Earth’s outgoing longwave radiation linear due to H₂O greenhouse effect

Earth’s climate is set by a balance between incoming solar and outgoing infrared radiation. The physical processes that influence this balance are complex and nonlinear, yet models and satellite measurements counterintuitively show that Earth’s infrared radiation is simply a linear function of surface temperature. Here we explain why: Linearity is due to the cancellation of two nonlinear processes and always arises in an atmosphere dominated by a condensable greenhouse gas. Our work explains a fundamental property of Earth’s climate and has implications for climate change as well as the climates of extrasolar planets with exotic greenhouse gases.

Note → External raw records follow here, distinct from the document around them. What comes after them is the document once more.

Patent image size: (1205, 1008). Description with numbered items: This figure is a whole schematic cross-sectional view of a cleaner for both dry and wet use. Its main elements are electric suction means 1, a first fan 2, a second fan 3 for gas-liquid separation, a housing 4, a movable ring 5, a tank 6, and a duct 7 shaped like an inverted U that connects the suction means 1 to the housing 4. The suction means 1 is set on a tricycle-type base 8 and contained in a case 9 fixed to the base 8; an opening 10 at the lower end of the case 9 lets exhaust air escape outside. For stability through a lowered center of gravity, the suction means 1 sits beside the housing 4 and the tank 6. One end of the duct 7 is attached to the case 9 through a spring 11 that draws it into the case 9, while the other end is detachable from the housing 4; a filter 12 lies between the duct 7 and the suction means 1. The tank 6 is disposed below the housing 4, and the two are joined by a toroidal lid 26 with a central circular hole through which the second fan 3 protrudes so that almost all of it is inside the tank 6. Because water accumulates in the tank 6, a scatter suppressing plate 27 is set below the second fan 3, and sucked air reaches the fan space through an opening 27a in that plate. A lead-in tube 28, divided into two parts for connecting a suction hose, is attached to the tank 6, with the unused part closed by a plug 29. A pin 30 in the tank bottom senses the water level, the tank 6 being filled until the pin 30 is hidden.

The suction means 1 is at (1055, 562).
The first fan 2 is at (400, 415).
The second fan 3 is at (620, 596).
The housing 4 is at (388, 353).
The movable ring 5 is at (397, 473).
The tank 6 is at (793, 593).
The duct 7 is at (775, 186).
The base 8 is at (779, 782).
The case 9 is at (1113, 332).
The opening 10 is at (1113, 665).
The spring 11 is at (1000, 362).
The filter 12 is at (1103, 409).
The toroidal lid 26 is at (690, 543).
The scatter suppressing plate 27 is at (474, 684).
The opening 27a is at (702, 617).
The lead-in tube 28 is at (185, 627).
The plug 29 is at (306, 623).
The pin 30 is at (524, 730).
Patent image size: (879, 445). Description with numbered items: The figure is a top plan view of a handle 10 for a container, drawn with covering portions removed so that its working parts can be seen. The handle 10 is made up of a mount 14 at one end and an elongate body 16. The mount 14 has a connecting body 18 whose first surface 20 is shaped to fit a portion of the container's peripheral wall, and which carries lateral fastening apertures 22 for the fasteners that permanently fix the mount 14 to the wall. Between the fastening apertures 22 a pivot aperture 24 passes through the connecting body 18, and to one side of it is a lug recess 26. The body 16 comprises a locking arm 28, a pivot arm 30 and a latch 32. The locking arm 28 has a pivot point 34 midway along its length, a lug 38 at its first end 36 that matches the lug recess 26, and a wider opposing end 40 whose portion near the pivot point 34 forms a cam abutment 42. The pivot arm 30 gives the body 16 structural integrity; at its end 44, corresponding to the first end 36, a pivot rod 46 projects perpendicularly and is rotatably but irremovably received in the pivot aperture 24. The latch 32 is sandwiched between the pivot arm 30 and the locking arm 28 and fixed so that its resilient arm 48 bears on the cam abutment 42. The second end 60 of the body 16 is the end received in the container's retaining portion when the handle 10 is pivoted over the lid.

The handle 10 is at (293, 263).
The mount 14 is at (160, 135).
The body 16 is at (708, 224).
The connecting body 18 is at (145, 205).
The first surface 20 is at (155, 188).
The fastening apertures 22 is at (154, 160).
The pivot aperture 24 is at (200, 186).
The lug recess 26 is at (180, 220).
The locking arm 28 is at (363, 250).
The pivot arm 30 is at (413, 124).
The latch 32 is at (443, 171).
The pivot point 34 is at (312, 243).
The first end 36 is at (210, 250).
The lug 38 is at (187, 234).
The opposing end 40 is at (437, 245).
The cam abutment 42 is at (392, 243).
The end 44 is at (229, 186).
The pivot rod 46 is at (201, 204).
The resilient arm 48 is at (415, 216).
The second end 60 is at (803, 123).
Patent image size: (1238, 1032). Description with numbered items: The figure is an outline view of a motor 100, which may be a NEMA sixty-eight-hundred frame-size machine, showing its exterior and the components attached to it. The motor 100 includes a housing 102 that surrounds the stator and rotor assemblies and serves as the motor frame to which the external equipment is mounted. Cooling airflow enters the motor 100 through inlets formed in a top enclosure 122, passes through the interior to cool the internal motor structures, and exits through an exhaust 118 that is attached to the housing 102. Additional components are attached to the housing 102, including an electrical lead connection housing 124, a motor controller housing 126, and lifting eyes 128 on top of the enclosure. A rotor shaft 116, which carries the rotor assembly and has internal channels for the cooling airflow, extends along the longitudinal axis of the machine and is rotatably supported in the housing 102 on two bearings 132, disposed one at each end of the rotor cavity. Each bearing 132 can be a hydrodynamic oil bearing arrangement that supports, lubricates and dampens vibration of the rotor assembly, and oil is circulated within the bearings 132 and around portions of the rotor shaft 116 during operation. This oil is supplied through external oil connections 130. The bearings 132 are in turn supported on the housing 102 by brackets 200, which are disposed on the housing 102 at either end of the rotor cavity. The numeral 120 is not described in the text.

Satellite measurements and radiative calculations show that Earth’s outgoing longwave radiation (OLR) is an essentially linear function of surface temperature over a wide range of temperatures ($\gtrsim$60 K). Linearity implies that radiative forcing has the same impact in warmer as in colder climates and is thus of fundamental importance for understanding past and future climate change. Although the evidence for a nearly linear relation was first pointed out more than 50 y ago, it is still unclear why this relation is valid and when it breaks down. Here we present a simple semianalytical model that explains Earth’s linear OLR as an emergent property of an atmosphere whose greenhouse effect is dominated by a condensable gas. Linearity arises from a competition between the surface’s increasing thermal emission and the narrowing of spectral window regions with warming and breaks down at high temperatures once continuum absorption cuts off spectral windows. Our model provides a way of understanding the longwave contribution to Earth’s climate sensitivity and suggests that extrasolar planets with other condensable greenhouse gases could have climate dynamics similar to Earth’s.